JAKARTA – FusilatNews.–Polda Metro Jaya mulai menindaklanjuti laporan yang diajukan Persatuan Wartawan Indonesia (PWI) terhadap Hotman Paris Hutapea terkait dugaan penghinaan terhadap profesi wartawan. Laporan tersebut kini memasuki tahap penyelidikan setelah diterima oleh Sentra Pelayanan Kepolisian Terpadu (SPKT) Polda Metro Jaya.
Kasus ini bermula dari pernyataan Hotman Paris saat konferensi pers di lingkungan Kejaksaan Agung Republik Indonesia pada Jumat (17/7), ketika mendampingi kliennya, mantan Jaksa Agung Muda Tindak Pidana Khusus, Febrie Adriansyah. Dalam sesi tanya jawab dengan wartawan, Hotman melontarkan sejumlah ucapan bernada emosional, seperti “lu punya otak nggak?”, “Shut up”, dan “tanya kakekmu”, yang kemudian memicu kecaman luas dari kalangan pers.
Laporan PWI tercatat dengan nomor LP/B/5291/VII/2026/SPKT/POLDA METRO JAYA tertanggal 20 Juli 2026. Organisasi wartawan tertua di Indonesia itu menilai ucapan Hotman tidak hanya menyerang individu wartawan, tetapi juga merendahkan martabat profesi pers secara keseluruhan.
Direktur Anti Kekerasan Wartawan PWI Pusat, Edison Siahaan, menegaskan bahwa langkah hukum diambil sebagai bentuk perlindungan terhadap profesi wartawan.
“Kami ingin supaya ini diproses secara hukum agar terang benderang. Kebebasan berpendapat bukan berarti boleh menghina profesi wartawan,” kata Edison di Polda Metro Jaya.
PWI juga menyerahkan barang bukti berupa rekaman video yang memperlihatkan pernyataan Hotman Paris saat konferensi pers berlangsung.
Permintaan Maaf Tak Menghentikan Proses Hukum
Sehari setelah menuai kritik, Hotman Paris mengunggah video permintaan maaf melalui akun media sosialnya. Ia mengakui emosinya terpancing karena merasa menerima pertanyaan yang sama berulang kali dari wartawan.
Dalam video tersebut, Hotman menyampaikan permohonan maaf kepada wartawan maupun organisasi pers di seluruh Indonesia.
Namun, PWI menegaskan bahwa permintaan maaf secara moral tidak otomatis menghapus dugaan tindak pidana yang telah dilaporkan.
“Secara manusiawi kami menerima permintaan maaf itu. Tetapi permintaan maaf tidak menghilangkan proses hukum atas dugaan perbuatan yang telah dilakukan,” ujar Edison Siahaan.
Ketua Umum PWI: Ini Bukan Persoalan Pribadi
Ketua Umum PWI Pusat, Zulmansyah Sekedang, sebelumnya mengecam keras ucapan Hotman Paris yang dinilai merendahkan profesi wartawan.
Menurut Zulmansyah, setiap narasumber memiliki hak untuk menolak menjawab pertanyaan atau mengakhiri wawancara, tetapi tidak dibenarkan melakukan intimidasi maupun penghinaan terhadap wartawan yang sedang menjalankan tugas jurnalistik.

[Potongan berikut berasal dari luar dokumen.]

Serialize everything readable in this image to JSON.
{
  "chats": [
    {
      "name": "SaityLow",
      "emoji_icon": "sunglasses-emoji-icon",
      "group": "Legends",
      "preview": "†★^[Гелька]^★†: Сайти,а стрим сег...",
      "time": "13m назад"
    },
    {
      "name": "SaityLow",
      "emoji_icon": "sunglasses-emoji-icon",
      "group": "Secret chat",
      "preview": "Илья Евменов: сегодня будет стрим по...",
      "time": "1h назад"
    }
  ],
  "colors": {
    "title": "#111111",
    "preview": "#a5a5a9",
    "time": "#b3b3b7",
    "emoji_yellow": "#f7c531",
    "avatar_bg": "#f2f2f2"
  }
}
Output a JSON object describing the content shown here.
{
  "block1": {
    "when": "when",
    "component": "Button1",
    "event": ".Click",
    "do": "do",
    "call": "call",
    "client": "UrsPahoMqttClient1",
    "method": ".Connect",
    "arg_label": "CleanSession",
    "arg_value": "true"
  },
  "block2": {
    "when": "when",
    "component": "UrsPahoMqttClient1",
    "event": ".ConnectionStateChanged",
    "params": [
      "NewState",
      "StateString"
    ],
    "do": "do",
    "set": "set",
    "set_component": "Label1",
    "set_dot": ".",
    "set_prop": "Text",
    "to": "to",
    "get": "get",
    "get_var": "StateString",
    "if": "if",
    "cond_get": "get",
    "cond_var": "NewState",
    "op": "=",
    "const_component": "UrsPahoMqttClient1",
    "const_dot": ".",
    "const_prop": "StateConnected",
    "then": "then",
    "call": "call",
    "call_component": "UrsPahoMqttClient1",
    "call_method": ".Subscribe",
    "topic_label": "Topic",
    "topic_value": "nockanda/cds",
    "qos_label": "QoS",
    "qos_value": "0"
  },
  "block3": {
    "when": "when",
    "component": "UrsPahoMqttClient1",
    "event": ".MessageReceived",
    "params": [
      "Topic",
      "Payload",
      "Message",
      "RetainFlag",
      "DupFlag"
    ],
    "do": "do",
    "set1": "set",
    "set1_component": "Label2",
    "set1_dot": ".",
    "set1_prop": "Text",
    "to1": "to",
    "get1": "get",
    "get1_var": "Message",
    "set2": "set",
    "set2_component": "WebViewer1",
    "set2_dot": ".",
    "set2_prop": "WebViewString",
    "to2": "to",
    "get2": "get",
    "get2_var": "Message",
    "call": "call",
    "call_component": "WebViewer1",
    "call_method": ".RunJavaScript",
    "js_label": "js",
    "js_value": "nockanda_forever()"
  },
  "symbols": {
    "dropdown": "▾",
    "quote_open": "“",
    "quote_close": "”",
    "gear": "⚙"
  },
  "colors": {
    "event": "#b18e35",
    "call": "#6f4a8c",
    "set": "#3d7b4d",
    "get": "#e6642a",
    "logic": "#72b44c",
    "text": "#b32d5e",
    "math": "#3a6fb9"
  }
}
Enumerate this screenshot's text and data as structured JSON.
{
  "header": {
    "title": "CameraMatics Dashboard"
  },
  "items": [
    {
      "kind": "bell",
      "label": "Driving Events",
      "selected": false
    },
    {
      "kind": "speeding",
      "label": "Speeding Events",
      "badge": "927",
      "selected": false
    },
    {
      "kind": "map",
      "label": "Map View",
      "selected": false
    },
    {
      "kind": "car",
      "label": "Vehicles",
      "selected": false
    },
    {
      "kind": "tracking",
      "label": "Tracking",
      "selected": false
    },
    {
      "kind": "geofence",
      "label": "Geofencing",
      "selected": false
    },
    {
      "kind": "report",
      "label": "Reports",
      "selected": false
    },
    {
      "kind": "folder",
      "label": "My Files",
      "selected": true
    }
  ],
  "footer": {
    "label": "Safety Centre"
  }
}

“Persoalan ini bukan semata-mata menyangkut pribadi seorang wartawan. Ini menyangkut kehormatan dan martabat profesi pers. Wartawan bekerja berdasarkan Undang-Undang Pers dan menjalankan fungsi yang dilindungi konstitusi. Karena itu, setiap bentuk penghinaan terhadap profesi wartawan tidak boleh dianggap sebagai hal yang biasa.”
Ia berharap proses hukum berjalan secara profesional, objektif, dan transparan sehingga memberikan kepastian hukum sekaligus menjadi pembelajaran bagi semua pihak untuk saling menghormati antarprofesi.
Polisi Lakukan Penyelidikan
Polda Metro Jaya kini mulai melakukan penyelidikan awal dengan mempelajari laporan, memeriksa alat bukti, serta meminta keterangan dari para pihak terkait. Tahapan ini akan menentukan apakah perkara tersebut dapat ditingkatkan ke penyidikan sesuai ketentuan hukum yang berlaku.
Kasus ini mendapat perhatian luas dari komunitas pers nasional. Sejumlah organisasi wartawan menyatakan dukungan terhadap langkah PWI sebagai bentuk upaya menjaga kehormatan profesi dan memastikan kebebasan pers tetap dihormati dalam praktik kehidupan demokrasi.